What is it that makes me a man? Is it having a penis? Is it carrying myself in a certain way? Is it all about my body? I wonder if people want me to drop my pants so they can see what I look like. If they need to see the scars on my chest. If they need to invade my privacy in order to believe that I am who I say I am. That I am resurrected.
Sometimes these questions make me angry and annoyed. I don’t want to have to tell you these things. I don’t want you thinking about my naked body or asking me about how I am intimate with people. It’s insulting.
And then I remember Jesus’ gentle rebuke and I wonder if I can be gentle as well. Is there a way for me to answer people’s questions, trusting that they are coming from a good and well-intentioned place while also rebuking them gently for their lack of tact? Can I teach them what it means to be trans without violating my own privacy? Can I be as gentle with them as Jesus was with Thomas?
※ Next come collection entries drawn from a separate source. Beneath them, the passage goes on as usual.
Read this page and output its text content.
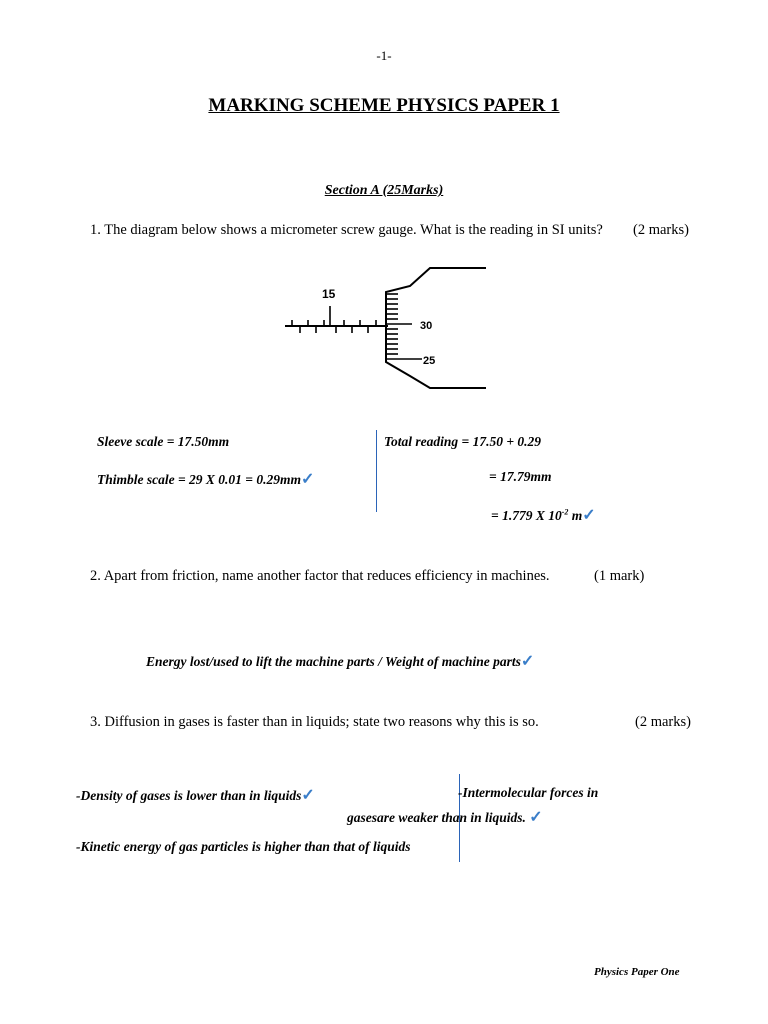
-1-
MARKING SCHEME PHYSICS PAPER 1
Section A (25Marks)
1. The diagram below shows a micrometer screw gauge. What is the reading in SI units? (2 marks)
15
30
25
Sleeve scale = 17.50mm
Thimble scale = 29 X 0.01 = 0.29mm✓
Total reading = 17.50 + 0.29
= 17.79mm
= 1.779 X $10^{-2}$ m✓
2. Apart from friction, name another factor that reduces efficiency in machines.	(1 mark)
Energy lost/used to lift the machine parts / Weight of machine parts✓
3. Diffusion in gases is faster than in liquids; state two reasons why this is so.	(2 marks)
-Density of gases is lower than in liquids✓	-Intermolecular forces in
gasesare weaker than in liquids. ✓
-Kinetic energy of gas particles is higher than that of liquids
Physics Paper One
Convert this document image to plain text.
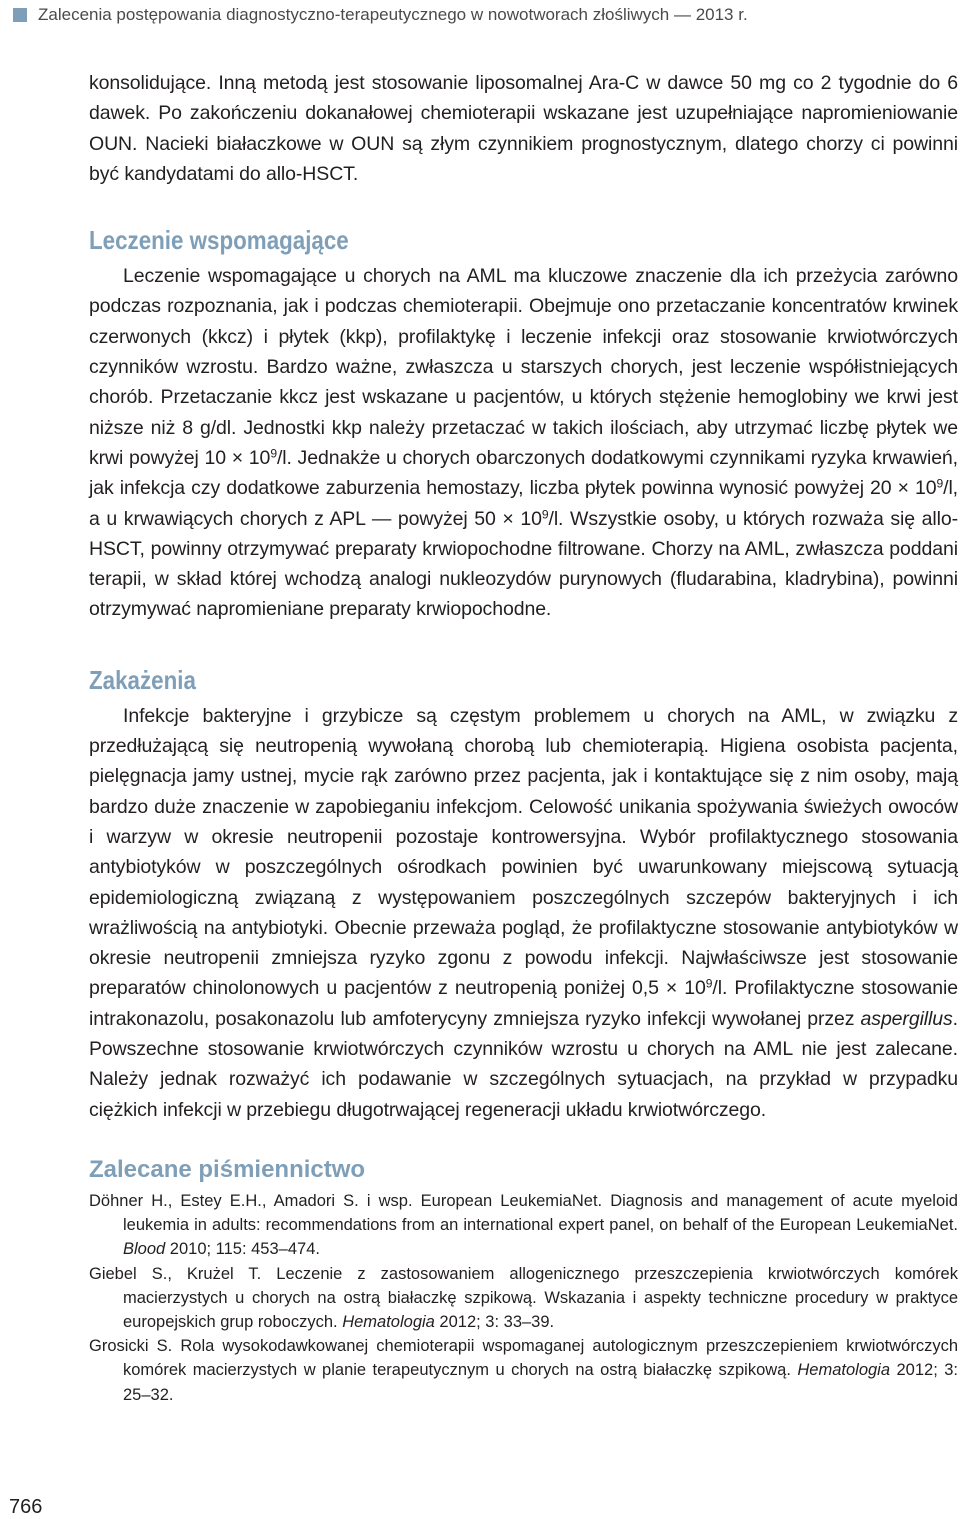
Zalecenia postępowania diagnostyczno-terapeutycznego w nowotworach złośliwych — 2013 r.

konsolidujące. Inną metodą jest stosowanie liposomalnej Ara-C w dawce 50 mg co 2 tygodnie do 6 dawek. Po zakończeniu dokanałowej chemioterapii wskazane jest uzupełniające napromieniowanie OUN. Nacieki białaczkowe w OUN są złym czynnikiem prognostycznym, dlatego chorzy ci powinni być kandydatami do allo-HSCT.

Leczenie wspomagające

Leczenie wspomagające u chorych na AML ma kluczowe znaczenie dla ich przeżycia zarówno podczas rozpoznania, jak i podczas chemioterapii. Obejmuje ono przetaczanie koncentratów krwinek czerwonych (kkcz) i płytek (kkp), profilaktykę i leczenie infekcji oraz stosowanie krwiotwórczych czynników wzrostu. Bardzo ważne, zwłaszcza u starszych chorych, jest leczenie współistniejących chorób. Przetaczanie kkcz jest wskazane u pacjentów, u których stężenie hemoglobiny we krwi jest niższe niż 8 g/dl. Jednostki kkp należy przetaczać w takich ilościach, aby utrzymać liczbę płytek we krwi powyżej $10 \times 10^9/l$. Jednakże u chorych obarczonych dodatkowymi czynnikami ryzyka krwawień, jak infekcja czy dodatkowe zaburzenia hemostazy, liczba płytek powinna wynosić powyżej $20 \times 10^9/l$, a u krwawiących chorych z APL — powyżej $50 \times 10^9/l$. Wszystkie osoby, u których rozważa się allo-HSCT, powinny otrzymywać preparaty krwiopochodne filtrowane. Chorzy na AML, zwłaszcza poddani terapii, w skład której wchodzą analogi nukleozydów purynowych (fludarabina, kladrybina), powinni otrzymywać napromieniane preparaty krwiopochodne.

Zakażenia

Infekcje bakteryjne i grzybicze są częstym problemem u chorych na AML, w związku z przedłużającą się neutropenią wywołaną chorobą lub chemioterapią. Higiena osobista pacjenta, pielęgnacja jamy ustnej, mycie rąk zarówno przez pacjenta, jak i kontaktujące się z nim osoby, mają bardzo duże znaczenie w zapobieganiu infekcjom. Celowość unikania spożywania świeżych owoców i warzyw w okresie neutropenii pozostaje kontrowersyjna. Wybór profilaktycznego stosowania antybiotyków w poszczególnych ośrodkach powinien być uwarunkowany miejscową sytuacją epidemiologiczną związaną z występowaniem poszczególnych szczepów bakteryjnych i ich wrażliwością na antybiotyki. Obecnie przeważa pogląd, że profilaktyczne stosowanie antybiotyków w okresie neutropenii zmniejsza ryzyko zgonu z powodu infekcji. Najwłaściwsze jest stosowanie preparatów chinolonowych u pacjentów z neutropenią poniżej $0,5 \times 10^9/l$. Profilaktyczne stosowanie intrakonazolu, posakonazolu lub amfoterycyny zmniejsza ryzyko infekcji wywołanej przez aspergillus. Powszechne stosowanie krwiotwórczych czynników wzrostu u chorych na AML nie jest zalecane. Należy jednak rozważyć ich podawanie w szczególnych sytuacjach, na przykład w przypadku ciężkich infekcji w przebiegu długotrwającej regeneracji układu krwiotwórczego.

Zalecane piśmiennictwo

Döhner H., Estey E.H., Amadori S. i wsp. European LeukemiaNet. Diagnosis and management of acute myeloid leukemia in adults: recommendations from an international expert panel, on behalf of the European LeukemiaNet. Blood 2010; 115: 453–474.

Giebel S., Krużel T. Leczenie z zastosowaniem allogenicznego przeszczepienia krwiotwórczych komórek macierzystych u chorych na ostrą białaczkę szpikową. Wskazania i aspekty techniczne procedury w praktyce europejskich grup roboczych. Hematologia 2012; 3: 33–39.

Grosicki S. Rola wysokodawkowanej chemioterapii wspomaganej autologicznym przeszczepieniem krwiotwórczych komórek macierzystych w planie terapeutycznym u chorych na ostrą białaczkę szpikową. Hematologia 2012; 3: 25–32.

766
I want to be a resource for people to understand what it means to be transgender. And most of the time I realize that the questions are coming from a really genuine place of wanting to know and wanting to understand. I want to honor the person asking the questions. However, there is a part of me that doesn’t want to have to show you my scars, not because I am ashamed of them, but because they are private. And because my gender isn’t about what surgeries I’ve had or about the scars I carry. At the same time I realize that my scars are one of the things that make me visibly male.
So most of the time I answer peoples’ questions while blessing those who believe without having to see. And I pray for the day when people will take all trans folks at their word.
post-script: A friend pointed out to me that in medieval depictions of Jesus and Thomas Jesus’ side wound looks very much like an FTM chest surgery scar. I find this to be fascinating on many levels. Included with this post is a photo of Jesus and Thomas and also of my chest post-surgery.